EdgeQAT: Entropy and Distribution Guided Quantization-Aware Training for the Acceleration of Lightweight LLMs on the Edge
2024-07-06
Keywords: #noise #activationdistribution
0. Abstract
- The performance drop of quantization stems from the infromation distortion in quantized attention maps, demonstrated by the different distributions in quantized query and key of the self-attention mechanism.
1. Introduction
- Nearly all QAT works focus on weight-only quantization, without quantizing the floating-point activations. → Cannot benefit from INT multipliers
- Difficulty of activation quantization lies in the pronounced outliers in activations.
3. Analysis
3.1 Quantized Self-Attention Module
- Quantize both the weights and activations for different parts of the model; MLP, Self-Attention, Part of the self-attention (Q & K).
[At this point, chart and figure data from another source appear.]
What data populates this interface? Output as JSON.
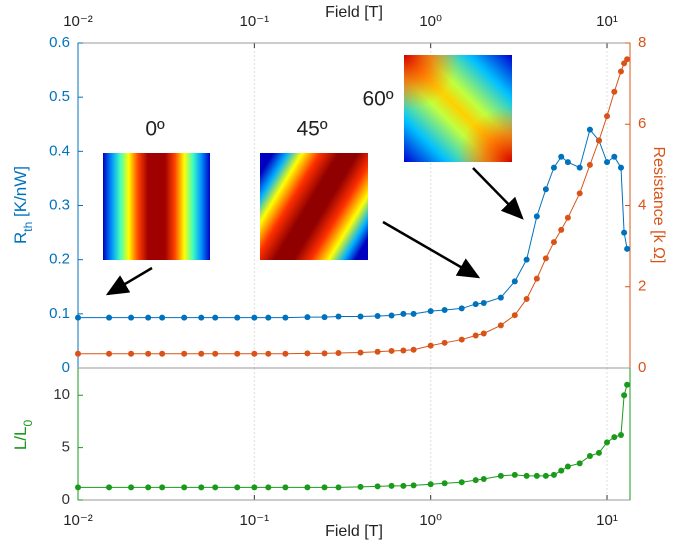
{
  "chart_data": [
    {
      "type": "line",
      "xlabel": "Field [T]",
      "xaxis_location": "top",
      "ylabel": [
        "R",
        "th",
        " [K/nW]"
      ],
      "y2label": "Resistance [k  Ω]",
      "annotations": [
        "0º",
        "45º",
        "60º"
      ],
      "xscale": "log",
      "xlim": [
        0.01,
        13.5
      ],
      "xticks": [
        {
          "value": 0.01,
          "label": "10⁻²"
        },
        {
          "value": 0.1,
          "label": "10⁻¹"
        },
        {
          "value": 1,
          "label": "10⁰"
        },
        {
          "value": 10,
          "label": "10¹"
        }
      ],
      "ylim": [
        0,
        0.6
      ],
      "yticks": [
        0,
        0.1,
        0.2,
        0.3,
        0.4,
        0.5,
        0.6
      ],
      "y2lim": [
        0,
        8
      ],
      "y2ticks": [
        0,
        2,
        4,
        6,
        8
      ],
      "grid": true,
      "x": [
        0.01,
        0.015,
        0.02,
        0.025,
        0.03,
        0.04,
        0.05,
        0.06,
        0.08,
        0.1,
        0.12,
        0.15,
        0.2,
        0.25,
        0.3,
        0.4,
        0.5,
        0.6,
        0.7,
        0.8,
        1.0,
        1.2,
        1.5,
        1.8,
        2.0,
        2.5,
        3.0,
        3.5,
        4.0,
        4.5,
        5.0,
        5.5,
        6.0,
        7.0,
        8.0,
        9.0,
        10,
        11,
        12,
        12.5,
        13
      ],
      "series": [
        {
          "color": "#0072bd",
          "axis": "y",
          "values": [
            0.093,
            0.093,
            0.093,
            0.093,
            0.093,
            0.093,
            0.093,
            0.093,
            0.093,
            0.093,
            0.093,
            0.093,
            0.094,
            0.094,
            0.095,
            0.095,
            0.096,
            0.097,
            0.1,
            0.1,
            0.105,
            0.107,
            0.11,
            0.118,
            0.12,
            0.13,
            0.16,
            0.2,
            0.28,
            0.33,
            0.37,
            0.39,
            0.38,
            0.37,
            0.44,
            0.42,
            0.38,
            0.39,
            0.37,
            0.25,
            0.22
          ]
        },
        {
          "color": "#d95319",
          "axis": "y2",
          "values": [
            0.35,
            0.35,
            0.35,
            0.35,
            0.35,
            0.35,
            0.35,
            0.35,
            0.35,
            0.35,
            0.35,
            0.35,
            0.36,
            0.36,
            0.37,
            0.38,
            0.4,
            0.42,
            0.43,
            0.45,
            0.55,
            0.62,
            0.7,
            0.8,
            0.85,
            1.05,
            1.3,
            1.7,
            2.2,
            2.7,
            3.1,
            3.4,
            3.7,
            4.3,
            5.0,
            5.6,
            6.2,
            6.8,
            7.3,
            7.5,
            7.6
          ]
        }
      ]
    },
    {
      "type": "line",
      "xlabel": "Field [T]",
      "xaxis_location": "bottom",
      "ylabel": [
        "L/L",
        "0"
      ],
      "xscale": "log",
      "xlim": [
        0.01,
        13.5
      ],
      "xticks": [
        {
          "value": 0.01,
          "label": "10⁻²"
        },
        {
          "value": 0.1,
          "label": "10⁻¹"
        },
        {
          "value": 1,
          "label": "10⁰"
        },
        {
          "value": 10,
          "label": "10¹"
        }
      ],
      "ylim": [
        0,
        12.6
      ],
      "yticks": [
        0,
        5,
        10
      ],
      "grid": true,
      "x": [
        0.01,
        0.015,
        0.02,
        0.025,
        0.03,
        0.04,
        0.05,
        0.06,
        0.08,
        0.1,
        0.12,
        0.15,
        0.2,
        0.25,
        0.3,
        0.4,
        0.5,
        0.6,
        0.7,
        0.8,
        1.0,
        1.2,
        1.5,
        1.8,
        2.0,
        2.5,
        3.0,
        3.5,
        4.0,
        4.5,
        5.0,
        5.5,
        6.0,
        7.0,
        8.0,
        9.0,
        10,
        11,
        12,
        12.5,
        13
      ],
      "series": [
        {
          "color": "#1a9a1a",
          "axis": "y",
          "values": [
            1.2,
            1.2,
            1.2,
            1.2,
            1.2,
            1.2,
            1.2,
            1.2,
            1.2,
            1.2,
            1.2,
            1.2,
            1.2,
            1.2,
            1.2,
            1.25,
            1.3,
            1.35,
            1.35,
            1.4,
            1.5,
            1.6,
            1.7,
            1.9,
            2.0,
            2.3,
            2.4,
            2.3,
            2.3,
            2.3,
            2.4,
            2.8,
            3.2,
            3.5,
            4.2,
            4.5,
            5.5,
            6.0,
            6.2,
            10.0,
            11.0
          ]
        }
      ]
    }
  ]
}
- Quantization of self-attention leads to significant accuracy loss (89.8% → 55.1%), quantization of Q & K (56.6%) being the main reason.
- Variance between distributions of Q & K quantized and FP16 are very different.
3.2 Token Importance ??
- Attention map at the last layer inside FP16 and quantized models: Column pattern at the first initial token, which disappears after quantization
- A significant amount of attention is allocated to the initial token. The initial token is vital for producing text that is both coherent and contextually meaningful.